On September 11, Egypt’s Copts protested against the film as they found it blasphemous, denounced Islamophobia and drew a distinction between themselves and some radical figures of the diaspora. However, they still fear they will suffer attacks once the storm is over. Despite the leadership gap in the Coptic Orthodox Church due to an ongoing election process, both local officials and branches in the US were quick to denounce such acts and show empathy with their fellow Muslim Egyptians. Indeed, such reactions are significant gestures towards coexistence. As one of my Coptic friends recently told me, “despite many problems regarding the new political climate in Egypt, we reject sectarianism and want to be in full harmony with Muslims”.  For years now, many have believed that the Copts of Egypt and the Muslim majority are at loggerheads. But my research in Egypt shows that the tendencies towards conflict and coexistence between the Copts and majority Muslims are more complex and depend on a legion of unaddressed causes, ranging from the policies of Mubarak’s authoritarian regime, to the rise of different religious groups, or the nature of the entente between the Coptic Orthodox Church and the regime.

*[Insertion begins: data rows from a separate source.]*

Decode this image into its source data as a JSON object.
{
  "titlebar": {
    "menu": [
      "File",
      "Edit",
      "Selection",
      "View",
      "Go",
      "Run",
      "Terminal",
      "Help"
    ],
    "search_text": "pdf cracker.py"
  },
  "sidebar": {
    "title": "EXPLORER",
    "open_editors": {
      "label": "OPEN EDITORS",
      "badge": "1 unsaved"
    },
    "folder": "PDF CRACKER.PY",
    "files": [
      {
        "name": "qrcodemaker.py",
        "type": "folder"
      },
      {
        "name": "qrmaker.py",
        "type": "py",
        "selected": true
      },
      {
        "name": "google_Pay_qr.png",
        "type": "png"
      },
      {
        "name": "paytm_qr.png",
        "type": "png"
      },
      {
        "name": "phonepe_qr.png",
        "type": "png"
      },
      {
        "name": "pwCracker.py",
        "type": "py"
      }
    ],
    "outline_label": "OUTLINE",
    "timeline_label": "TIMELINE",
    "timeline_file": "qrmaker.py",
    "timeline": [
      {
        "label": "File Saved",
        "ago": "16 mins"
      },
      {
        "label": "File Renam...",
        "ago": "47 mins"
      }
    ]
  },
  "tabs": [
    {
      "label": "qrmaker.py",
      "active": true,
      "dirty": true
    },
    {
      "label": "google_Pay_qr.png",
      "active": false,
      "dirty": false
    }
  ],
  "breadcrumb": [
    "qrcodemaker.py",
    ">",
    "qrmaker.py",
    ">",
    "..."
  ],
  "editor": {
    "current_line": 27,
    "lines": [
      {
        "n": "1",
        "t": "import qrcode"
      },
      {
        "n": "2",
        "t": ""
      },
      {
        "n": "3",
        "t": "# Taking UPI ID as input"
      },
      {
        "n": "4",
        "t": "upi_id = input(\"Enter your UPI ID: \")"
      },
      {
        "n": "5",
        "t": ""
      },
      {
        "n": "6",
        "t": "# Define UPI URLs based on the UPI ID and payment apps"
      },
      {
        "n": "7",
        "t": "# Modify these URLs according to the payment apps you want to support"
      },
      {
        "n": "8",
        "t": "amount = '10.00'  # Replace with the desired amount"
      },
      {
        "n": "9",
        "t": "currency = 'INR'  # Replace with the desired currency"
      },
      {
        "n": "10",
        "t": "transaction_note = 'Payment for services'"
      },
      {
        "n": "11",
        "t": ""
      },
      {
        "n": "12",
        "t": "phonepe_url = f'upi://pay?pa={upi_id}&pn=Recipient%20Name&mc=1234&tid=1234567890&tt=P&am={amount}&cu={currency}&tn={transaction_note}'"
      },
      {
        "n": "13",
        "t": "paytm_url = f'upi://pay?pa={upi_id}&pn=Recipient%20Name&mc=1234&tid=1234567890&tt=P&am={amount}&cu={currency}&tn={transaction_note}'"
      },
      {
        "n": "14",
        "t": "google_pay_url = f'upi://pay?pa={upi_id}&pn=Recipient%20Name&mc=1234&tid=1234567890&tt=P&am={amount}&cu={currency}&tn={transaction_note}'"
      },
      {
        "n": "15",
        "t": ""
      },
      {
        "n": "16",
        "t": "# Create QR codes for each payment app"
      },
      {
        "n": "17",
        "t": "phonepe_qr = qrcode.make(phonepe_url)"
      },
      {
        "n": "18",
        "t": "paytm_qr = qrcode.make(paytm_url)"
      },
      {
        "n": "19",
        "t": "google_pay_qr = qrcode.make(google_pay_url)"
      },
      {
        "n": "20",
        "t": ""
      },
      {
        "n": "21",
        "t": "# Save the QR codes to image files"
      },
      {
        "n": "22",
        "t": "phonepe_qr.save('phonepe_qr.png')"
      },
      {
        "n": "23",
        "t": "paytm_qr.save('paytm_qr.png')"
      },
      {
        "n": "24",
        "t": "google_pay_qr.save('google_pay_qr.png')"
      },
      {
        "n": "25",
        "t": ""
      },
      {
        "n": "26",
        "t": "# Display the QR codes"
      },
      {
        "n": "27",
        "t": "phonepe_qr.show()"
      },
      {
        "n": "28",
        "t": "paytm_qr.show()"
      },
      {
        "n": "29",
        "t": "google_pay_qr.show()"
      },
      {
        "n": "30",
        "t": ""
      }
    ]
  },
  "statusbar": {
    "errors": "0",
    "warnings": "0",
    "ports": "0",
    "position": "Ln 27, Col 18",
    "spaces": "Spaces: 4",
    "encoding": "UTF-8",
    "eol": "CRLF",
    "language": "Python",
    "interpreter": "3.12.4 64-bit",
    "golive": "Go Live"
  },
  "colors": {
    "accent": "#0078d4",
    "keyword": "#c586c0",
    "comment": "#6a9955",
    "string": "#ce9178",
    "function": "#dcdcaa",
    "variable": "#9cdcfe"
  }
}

The Coptic diaspora has always been more radical than those at home, championing their mobilization of by drawing attention to the discrimination and grieving over their co-religionists’ experience of it. Nevertheless, the Copts at home have not necessarily agreed with this activism – not because they have not experienced discrimination, but because the young generations of the diaspora are too radical and lacking experience in coexistence with Muslims. In many ways, the diaspora Copts take their bearings from the European and American workings of Islam, which limits their understanding of Islam on the ground. They left the persecution of the Copts unaddressed as they continued with their protests.
Recently, some figures of the Coptic diaspora condemned the film and its content as they were smart enough to see how it might harm their co-religionists as well as their own diasporic claims. This significant development may be instrumental in directing attention to actual and practical problems of the Copts that could prompt more thoughtful solutions and contribute to the development of Egypt. For example, instead of highlighting profound religious differences and calling for action against certain Muslim groups, it would be wise to work on how the Copts can achieve full equality, implement democratic political reforms, and challenge President Morsi to keep his word regarding the appointment of a Coptic vice president.
Nevertheless, the discussion above does not necessarily ignore the Salafi trend’s and other political institutes actions against the Copts. However, it is important to identify which Salafi group or public institutions encourage such divisive policies in order to revive the Revolutionary spirit that will reconstruct Egypt and give the position to the Copts they deserve.